4.2.1. Biomarkers exploitable for WBE
WBE aims to assess the population's health by the detection and quantification of endogenous and exogenous urinary human biomarkers found in wastewater (i.e. wastewater-based epidemiology) (Table 2). Exogenous biomarkers have been assessed as population markers, whereas endogenous chemicals excreted by human metabolism characterized by low variance have been indicated as those suitable for estimating the population size (Choi et al., 2018). The use of WBE as a non-intrusive and non-incriminating method for obtaining real-time data truly reflecting the usage of drugs by wide communities was suggested for the first time by Daughton (2001). In this case, the authors proposed the investigation of domestic sewage for identifying the presence of illicit drugs and synthesis by-products excreted in human's faeces and urine and consequent evaluation of the amount of drug used and of the number of users.

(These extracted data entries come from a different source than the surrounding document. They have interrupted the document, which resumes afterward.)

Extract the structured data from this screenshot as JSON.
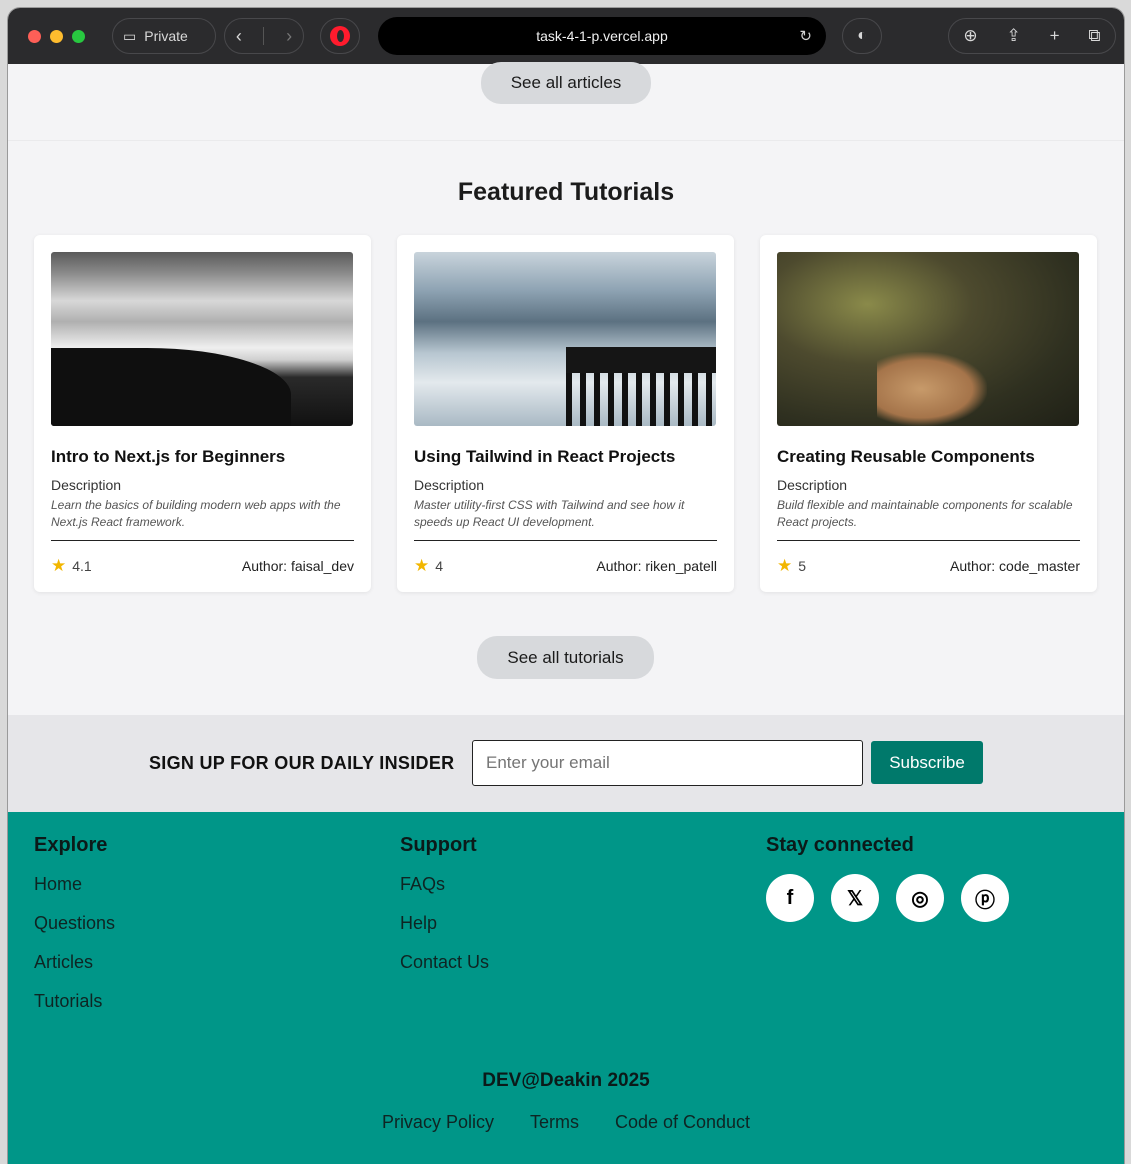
{
  "browser": {
    "private_label": "Private",
    "url": "task-4-1-p.vercel.app",
    "icons": [
      "sidebar-icon",
      "back-icon",
      "forward-icon",
      "opera-icon",
      "reload-icon",
      "shield-icon",
      "download-icon",
      "share-icon",
      "new-tab-icon",
      "tabs-icon"
    ]
  },
  "articles": {
    "see_all_label": "See all articles"
  },
  "tutorials": {
    "title": "Featured Tutorials",
    "see_all_label": "See all tutorials",
    "cards": [
      {
        "title": "Intro to Next.js for Beginners",
        "subtitle": "Description",
        "description": "Learn the basics of building modern web apps with the Next.js React framework.",
        "rating": "4.1",
        "author": "Author: faisal_dev"
      },
      {
        "title": "Using Tailwind in React Projects",
        "subtitle": "Description",
        "description": "Master utility-first CSS with Tailwind and see how it speeds up React UI development.",
        "rating": "4",
        "author": "Author: riken_patell"
      },
      {
        "title": "Creating Reusable Components",
        "subtitle": "Description",
        "description": "Build flexible and maintainable components for scalable React projects.",
        "rating": "5",
        "author": "Author: code_master"
      }
    ]
  },
  "newsletter": {
    "label": "SIGN UP FOR OUR DAILY INSIDER",
    "placeholder": "Enter your email",
    "button": "Subscribe"
  },
  "footer": {
    "explore": {
      "heading": "Explore",
      "links": [
        "Home",
        "Questions",
        "Articles",
        "Tutorials"
      ]
    },
    "support": {
      "heading": "Support",
      "links": [
        "FAQs",
        "Help",
        "Contact Us"
      ]
    },
    "social": {
      "heading": "Stay connected",
      "icons": [
        "facebook-icon",
        "twitter-icon",
        "instagram-icon",
        "pinterest-icon"
      ]
    },
    "copyright": "DEV@Deakin 2025",
    "legal": [
      "Privacy Policy",
      "Terms",
      "Code of Conduct"
    ]
  },
  "colors": {
    "accent": "#009688",
    "button": "#00796b",
    "star": "#f2b600"
  }
}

One of the first practical applications of this approach was reported by Zuccato et al. (2005) for estimating the use of cocaine in a broad area of Northern Italy based on wastewater analysis. Based on the detection by mass spectrometry of cocaine and its main urinary metabolite (benzoylecgonine), the authors assessed an average daily use of cocaine of about 27 doses every 1000 inhabitants. Since that date, the use of this approach for the non-intrusive and wide investigation on the use of both licit and illicit drugs, pesticides, pharmaceutical and personal care products (PPCPs), alcohol consumption, and general health by oxidative stress markers, was largely exploited (Been et al., 2014; Choi et al., 2018; Kankaanpää et al., 2016; Kim et al., 2015; Lai et al., 2016; Reid et al., 2011; Rousis et al., 2017; Ryu et al., 2015). Since the success has already demonstrated in monitoring the above-described aspects, there is a large potential of using WBE for monitoring also other biomarkers related to infectious diseases (Sims and Kasprzyk-Hordern, 2020). King et al. (2009) reported the presence in the aquatic environment of Mastadenovirus A-F, responsible for gastroenteritis, ear infection, respiratory illness, and conjunctivitis, and Torque Teno Virus, responsible for hepatitis. The presence of Hepatitis A virus, Bk, MC and JC polyomavirus, responsible for gastroenteritis, hepatitis, cancer, and infection of respiratory, urinary tract and skin was reported by Moens et al. (2017). Similarly, the presence of in wastewater of Rotavirus A and Betacoronavirus (a novel coronavirus) was reported by Cook et al. (2004) and Chan et al. (2015), respectively.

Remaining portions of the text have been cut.